Looking ahead, the progress in China-U.S. trade talks, the substantial reduction of the high tariffs imposed on each other in April, a slight easing of global economic downside risks, and the upcoming peak driving season in the U.S. are expected to provide short-term momentum for a crude oil rebound.

However, future China-U.S. negotiations remain challenging. The Trump administration’s demands to reduce the trade deficit and bring manufacturing back to the U.S. are difficult to reconcile with non-U.S. countries’ demands for lower tariffs, making it unlikely that tariffs will return to 2024 levels. In addition, issues such as U.S. debt and fiscal sustainability remain unresolved, and the risk of a U.S. economic recession has not been eliminated. Meanwhile, China’s economic growth faces tariff pressures, and the crude oil oversupply situation may not have reversed.

Crude Oil Production Increase Trend Remains Unchanged

On the supply side, global oil supply is both diversified and concentrated. The previous pattern of OPEC+ production cuts supporting oil prices is difficult to maintain. The Middle East, as the world’s largest oil reserve region, has long been a key force in global oil supply. Additionally, South America, Russia, and Africa also have abundant oil reserves, and non-OPEC+ oil output has grown significantly. This means the trend of rising global crude oil production will not be reversed by OPEC+ production cuts.

Moreover, in 2025, OPEC+ will end production cuts and announce a resumption of production, accelerating supply growth unless a sharp drop in oil prices makes it difficult for producers to cover costs. After several delays, OPEC+ and its partners began this month to restore production that had been suspended in recent years. According to an OPEC statement released on April 3, OPEC+ agreed to increase oil supply to the market by 411,000 barrels per day in May, an adjustment that covers three months’ worth of incremental increases, including the planned increase for May and additional increments for the next two months.

Although the global oil market remains fragile amid rising trade tensions, and many OPEC+ member countries need higher oil prices to balance their national budgets, for oil-producing countries or producers, increasing supply to maximize revenue may be the best strategy.

Despite U.S. efforts to suppress Iranian oil exports through sanctions, Iran’s output in April actually rose by 150,000 barrels per day, thanks to expanded “non-dollar settlement” transactions with China and India. This “sanctions failure” has forced OPEC+ to adjust its strategy. Saudi Arabia’s decision to maintain production levels is, in effect, tacit approval of Iran’s “production breakout,” reflecting divergent responses within OPEC to U.S. policy.
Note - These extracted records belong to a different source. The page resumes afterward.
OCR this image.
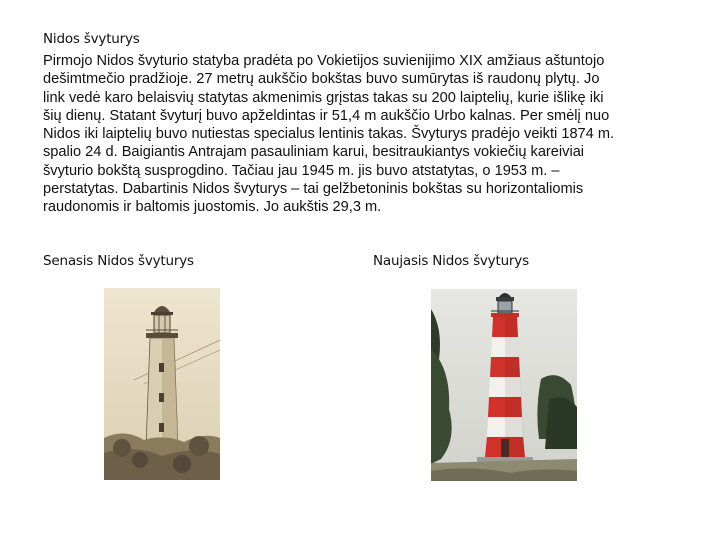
Nidos švyturys

Pirmojo Nidos švyturio statyba pradėta po Vokietijos suvienijimo XIX amžiaus aštuntojo
dešimtmečio pradžioje. 27 metrų aukščio bokštas buvo sumūrytas iš raudonų plytų. Jo
link vedė karo belaisvių statytas akmenimis grįstas takas su 200 laiptelių, kurie išlikę iki
šių dienų. Statant švyturį buvo apželdintas ir 51,4 m aukščio Urbo kalnas. Per smėlį nuo
Nidos iki laiptelių buvo nutiestas specialus lentinis takas. Švyturys pradėjo veikti 1874 m.
spalio 24 d. Baigiantis Antrajam pasauliniam karui, besitraukiantys vokiečių kareiviai
švyturio bokštą susprogdino. Tačiau jau 1945 m. jis buvo atstatytas, o 1953 m. –
perstatytas. Dabartinis Nidos švyturys – tai gelžbetoninis bokštas su horizontaliomis
raudonomis ir baltomis juostomis. Jo aukštis 29,3 m.

Senasis Nidos švyturys	Naujasis Nidos švyturys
Non-OPEC oil output growth will outpace that of OPEC+. U.S. shale oil producers have accelerated production after the price recovery, with April output rebounding to 13.2 million barrels per day, close to historic highs. Non-allied countries such as Norway and Brazil are also expanding capacity, and the focus of the international energy sector has shifted from “supply-side coordination” to “efficiency competition.”
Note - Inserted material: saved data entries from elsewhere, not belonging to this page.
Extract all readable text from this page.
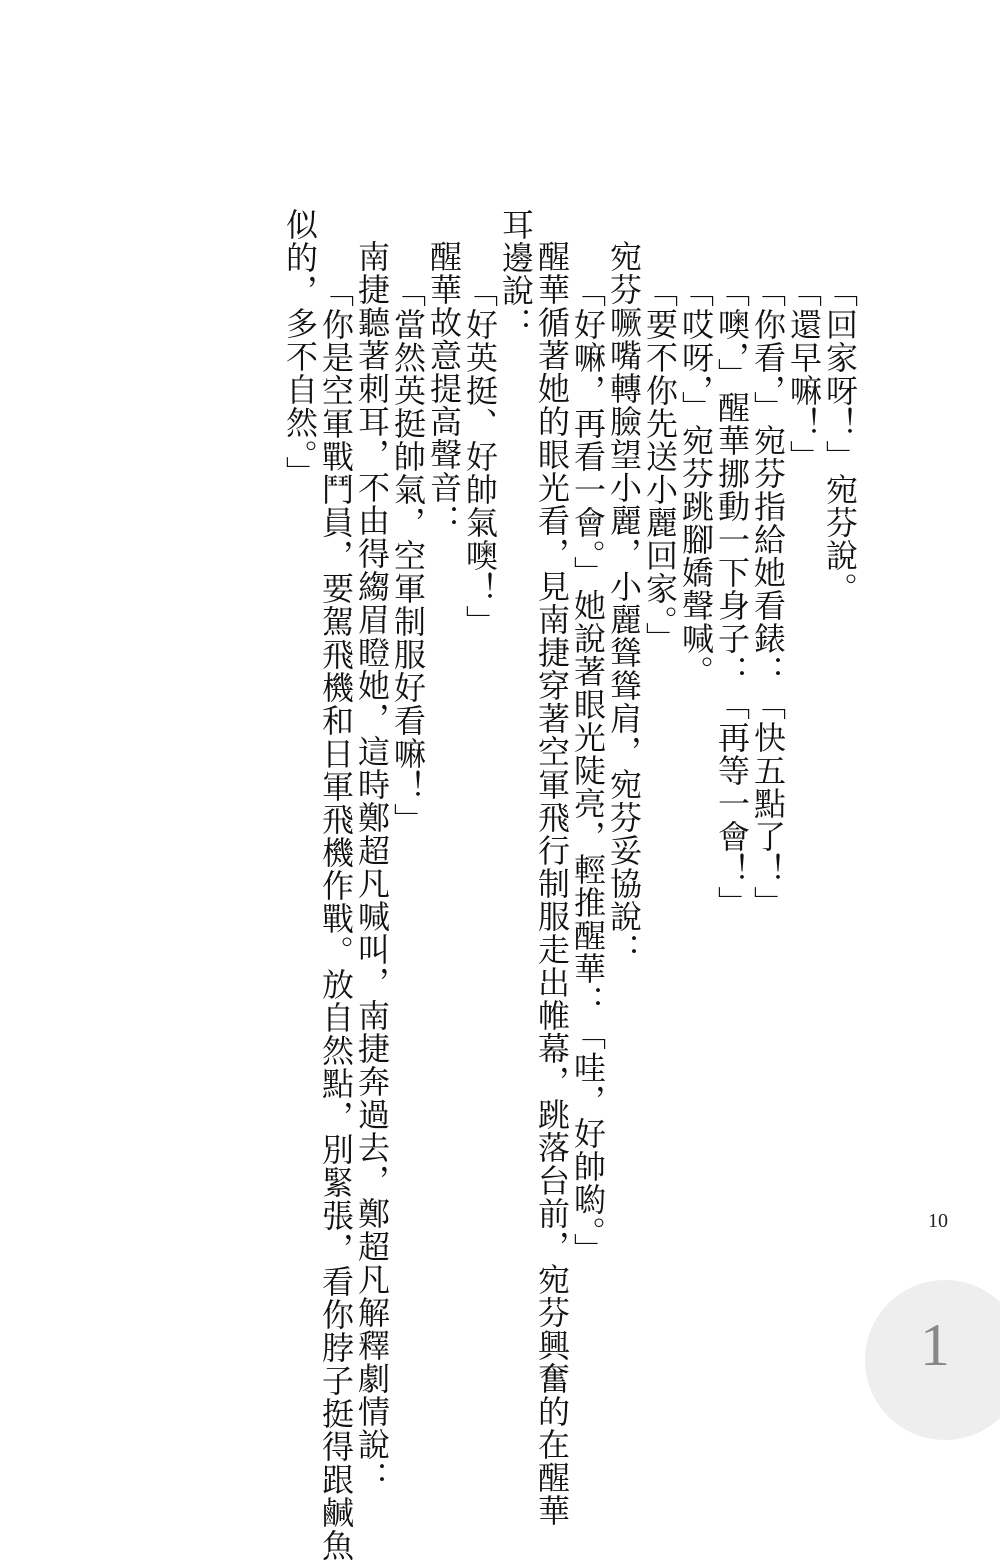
「回家呀！」宛芬說。
「還早嘛！」
「你看，」宛芬指給她看錶：「快五點了！」
「噢，」醒華挪動一下身子：「再等一會！」
「哎呀，」宛芬跳腳嬌聲喊。
「要不你先送小麗回家。」
宛芬噘嘴轉臉望小麗，小麗聳聳肩，宛芬妥協說：
「好嘛，再看一會。」她說著眼光陡亮，輕推醒華：「哇，好帥喲。」
醒華循著她的眼光看，見南捷穿著空軍飛行制服走出帷幕，跳落台前，宛芬興奮的在醒華
耳邊說：
「好英挺、好帥氣噢！」
醒華故意提高聲音：
「當然英挺帥氣，空軍制服好看嘛！」
南捷聽著刺耳，不由得縐眉瞪她，這時鄭超凡喊叫，南捷奔過去，鄭超凡解釋劇情說：
「你是空軍戰鬥員，要駕飛機和日軍飛機作戰。放自然點，別緊張，看你脖子挺得跟鹹魚
似的，多不自然。」
10
1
Progress in Tariff Negotiations Only Eases the Decline in Demand

From the demand perspective, if tariffs between China and the U.S. are lowered, the risk of a U.S. economic recession will decrease, and the decline in U.S. crude oil demand in 2025 will be kept within 10%, or about 24.6 million barrels per day. China’s crude oil demand decline will also slow. According to our calculations, assuming this year’s exports are affected for three quarters, the 30% U.S. tariff will drag down 2025 GDP by about 0.3 percentage points, reducing oil demand by only 50,000 barrels per day.

In summary, the fundamental oversupply in global crude oil means that oil prices in 2025 are more likely to fall than rise, especially with OPEC+ resuming production and non-OPEC countries increasing output, accelerating supply growth.

On the demand side, there are few growth drivers; both the energy transition and slowing global economic growth mean that oil demand is unlikely to exceed expectations. The progress in China-U.S. tariff negotiations may only moderate the depth and slope of the global economic downturn, leading to a short-term rebound in crude oil prices, but it is unlikely to reverse the oversupply situation.